Pase lo que pase entre los seres humanos, el tiempo no se detiene, y la vida sigue su curso sin mirar hacia atrás. Así, pues, los hijos crecieron, empezaron a ayudarle a doña Tila para hacer crecer los negocios, y Dios también los bendijo. La fortuna creció, y doña Tila, aunque le hacía falta su esposo, se dio por satisfecha de lo que había hecho en su vida. Hasta que llegó el momento en que ella también tenía que dejar este mundo.

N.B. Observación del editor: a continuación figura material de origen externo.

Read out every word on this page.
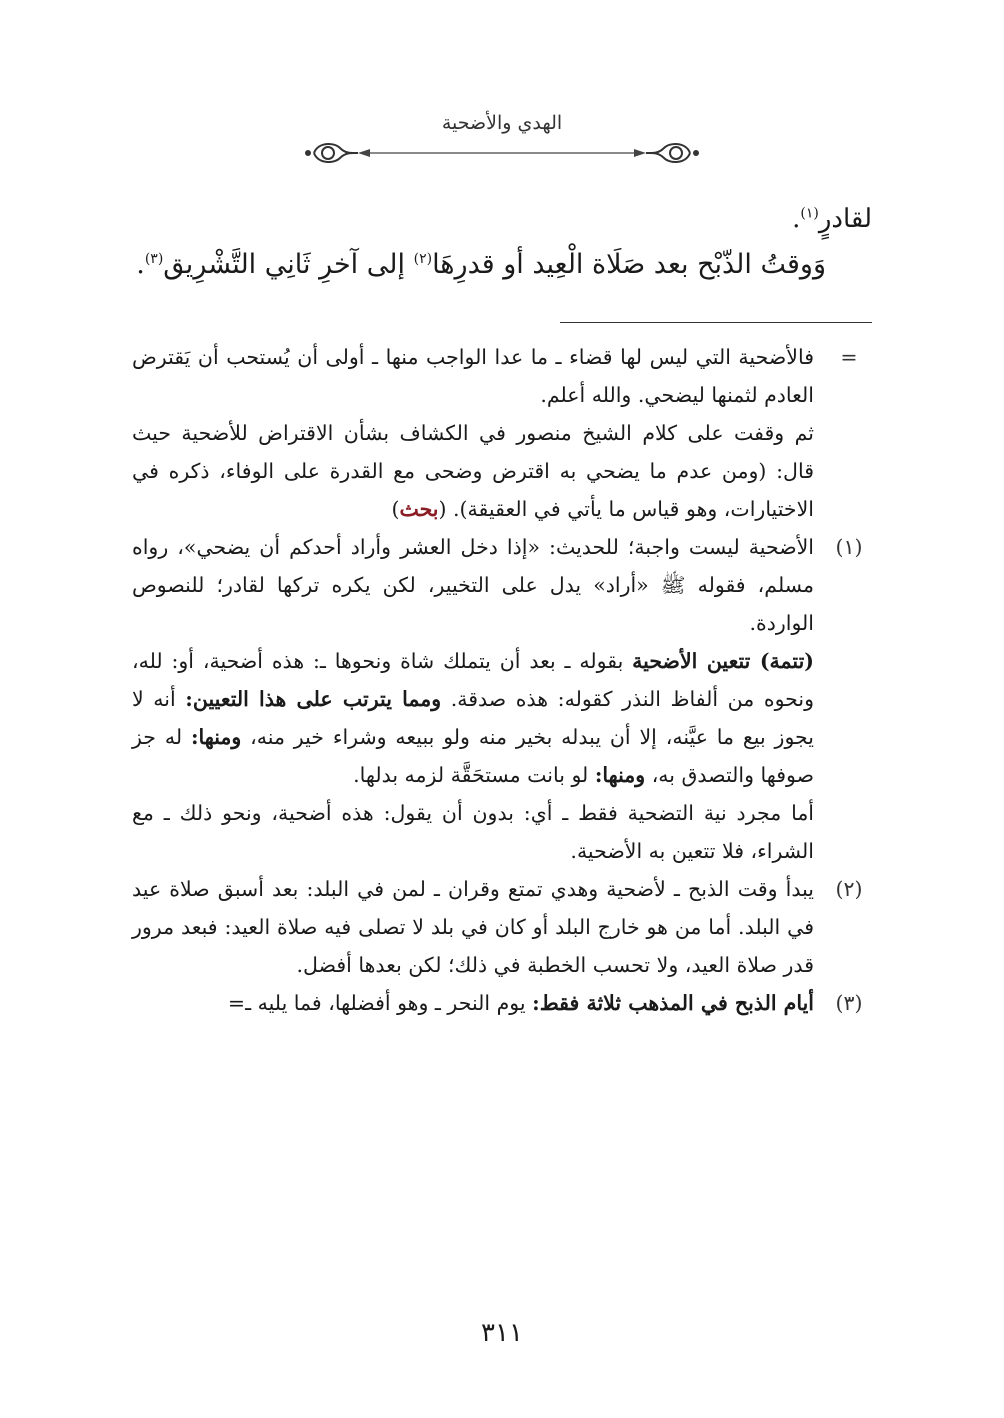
الهدي والأضحية
لقادرٍ$^{(١)}$.
وَوقتُ الذّبْح بعد صَلَاة الْعِيد أو قدرِهَا$^{(٢)}$ إلى آخرِ ثَانِي التَّشْرِيق$^{(٣)}$.
=

فالأضحية التي ليس لها قضاء ـ ما عدا الواجب منها ـ أولى أن يُستحب أن يَقترض العادم لثمنها ليضحي. والله أعلم.

ثم وقفت على كلام الشيخ منصور في الكشاف بشأن الاقتراض للأضحية حيث قال: (ومن عدم ما يضحي به اقترض وضحى مع القدرة على الوفاء، ذكره في الاختيارات، وهو قياس ما يأتي في العقيقة). (بحث)

(١)

الأضحية ليست واجبة؛ للحديث: «إذا دخل العشر وأراد أحدكم أن يضحي»، رواه مسلم، فقوله ﷺ «أراد» يدل على التخيير، لكن يكره تركها لقادر؛ للنصوص الواردة.

(تتمة) تتعين الأضحية بقوله ـ بعد أن يتملك شاة ونحوها ـ: هذه أضحية، أو: لله، ونحوه من ألفاظ النذر كقوله: هذه صدقة. ومما يترتب على هذا التعيين: أنه لا يجوز بيع ما عيَّنه، إلا أن يبدله بخير منه ولو ببيعه وشراء خير منه، ومنها: له جز صوفها والتصدق به، ومنها: لو بانت مستحَقَّة لزمه بدلها.

أما مجرد نية التضحية فقط ـ أي: بدون أن يقول: هذه أضحية، ونحو ذلك ـ مع الشراء، فلا تتعين به الأضحية.

(٢)

يبدأ وقت الذبح ـ لأضحية وهدي تمتع وقران ـ لمن في البلد: بعد أسبق صلاة عيد في البلد. أما من هو خارج البلد أو كان في بلد لا تصلى فيه صلاة العيد: فبعد مرور قدر صلاة العيد، ولا تحسب الخطبة في ذلك؛ لكن بعدها أفضل.

(٣)

أيام الذبح في المذهب ثلاثة فقط: يوم النحر ـ وهو أفضلها، فما يليه ـ=

٣١١
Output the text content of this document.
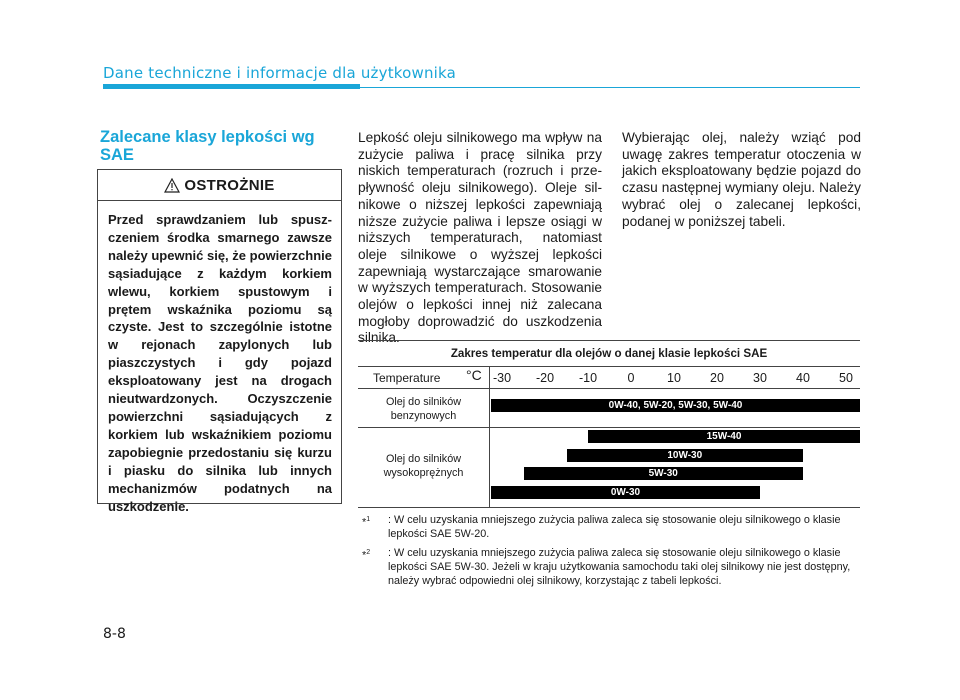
Dane techniczne i informacje dla użytkownika
Zalecane klasy lepkości wg SAE
OSTROŻNIE
Przed sprawdzaniem lub spuszczeniem środka smarnego zawsze należy upewnić się, że powierzchnie sąsiadujące z każdym korkiem wlewu, korkiem spustowym i prętem wskaźnika poziomu są czyste. Jest to szczególnie istotne w rejonach zapylonych lub piaszczystych i gdy pojazd eksploatowany jest na drogach nieutwardzonych. Oczyszczenie powierzchni sąsiadujących z korkiem lub wskaźnikiem poziomu zapobiegnie przedostaniu się kurzu i piasku do silnika lub innych mechanizmów podatnych na uszkodzenie.
Lepkość oleju silnikowego ma wpływ na zużycie paliwa i pracę silnika przy niskich temperaturach (rozruch i przepływność oleju silnikowego). Oleje silnikowe o niższej lepkości zapewniają niższe zużycie paliwa i lepsze osiągi w niższych temperaturach, natomiast oleje silnikowe o wyższej lepkości zapewniają wystarczające smarowanie w wyższych temperaturach. Stosowanie olejów o lepkości innej niż zalecana mogłoby doprowadzić do uszkodzenia silnika.
Wybierając olej, należy wziąć pod uwagę zakres temperatur otoczenia w jakich eksploatowany będzie pojazd do czasu następnej wymiany oleju. Należy wybrać olej o zalecanej lepkości, podanej w poniższej tabeli.
Zakres temperatur dla olejów o danej klasie lepkości SAE
Temperature °C
Olej do silników benzynowych
Olej do silników wysokoprężnych
-30 -20 -10 0	10 20 30 40 50
0W-40, 5W-20, 5W-30, 5W-40
15W-40
10W-30
5W-30
0W-30
*$^1$ : W celu uzyskania mniejszego zużycia paliwa zaleca się stosowanie oleju silnikowego o klasie lepkości SAE 5W-20.
*$^2$ : W celu uzyskania mniejszego zużycia paliwa zaleca się stosowanie oleju silnikowego o klasie lepkości SAE 5W-30. Jeżeli w kraju użytkowania samochodu taki olej silnikowy nie jest dostępny, należy wybrać odpowiedni olej silnikowy, korzystając z tabeli lepkości.
8-8
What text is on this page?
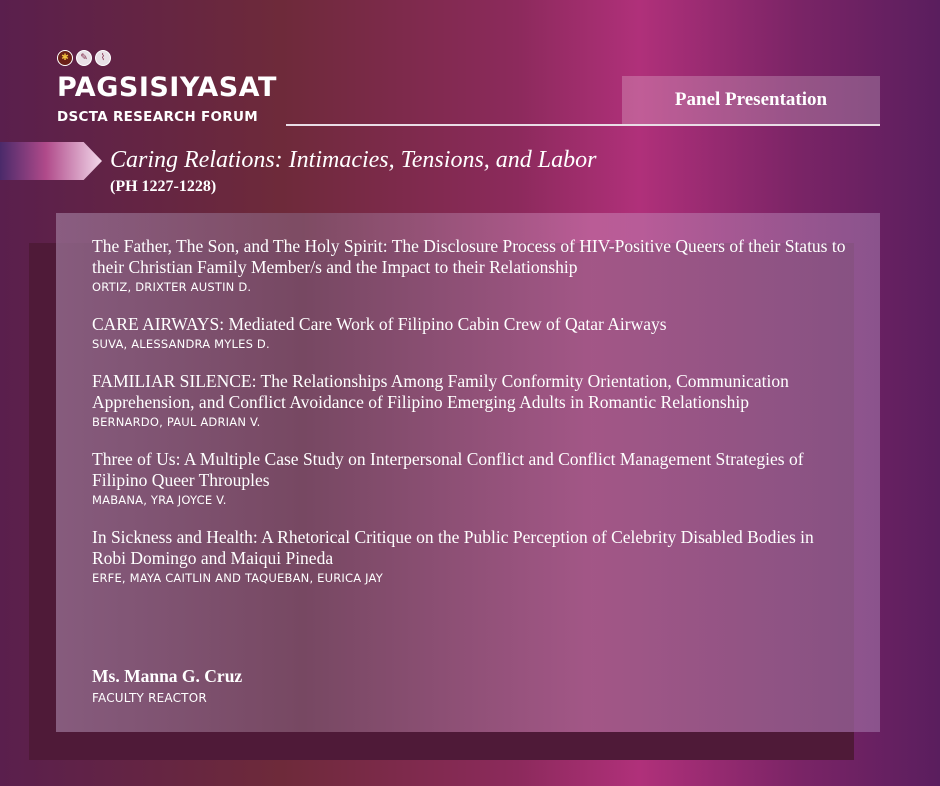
✱	✎	⌇
PAGSISIYASAT
DSCTA RESEARCH FORUM
Panel Presentation
Caring Relations: Intimacies, Tensions, and Labor
(PH 1227-1228)
The Father, The Son, and The Holy Spirit: The Disclosure Process of HIV-Positive Queers of their Status to their Christian Family Member/s and the Impact to their Relationship
ORTIZ, DRIXTER AUSTIN D.
CARE AIRWAYS: Mediated Care Work of Filipino Cabin Crew of Qatar Airways
SUVA, ALESSANDRA MYLES D.
FAMILIAR SILENCE: The Relationships Among Family Conformity Orientation, Communication Apprehension, and Conflict Avoidance of Filipino Emerging Adults in Romantic Relationship
BERNARDO, PAUL ADRIAN V.
Three of Us: A Multiple Case Study on Interpersonal Conflict and Conflict Management Strategies of Filipino Queer Throuples
MABANA, YRA JOYCE V.
In Sickness and Health: A Rhetorical Critique on the Public Perception of Celebrity Disabled Bodies in Robi Domingo and Maiqui Pineda
ERFE, MAYA CAITLIN AND TAQUEBAN, EURICA JAY
Ms. Manna G. Cruz
FACULTY REACTOR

“Les dejo todo a ustedes -les dijo a sus hijos, en su lecho de muerte-; y se los dejo por partes iguales. Lo mismo para cada uno. Vos, Julio, que sos el varón, ayudale a tu hermana, y cuidala como hiciste siempre, desde que eran pequeños... Y si te casás, ojalá que tu esposa sea una mujer buena, y que me quiera a Tilita.

Murió doña Tila, y el tiempo no se detuvo. Se casó Julio, y enamorado, no veía mujer más bella que Lucrecia. Y es que, en verdad, era bonita. Una trigueña hermosa, de pelo largo, cara fina, ojos color miel y sonrisa agradable, que mostraba su amor por su esposo a cada momento.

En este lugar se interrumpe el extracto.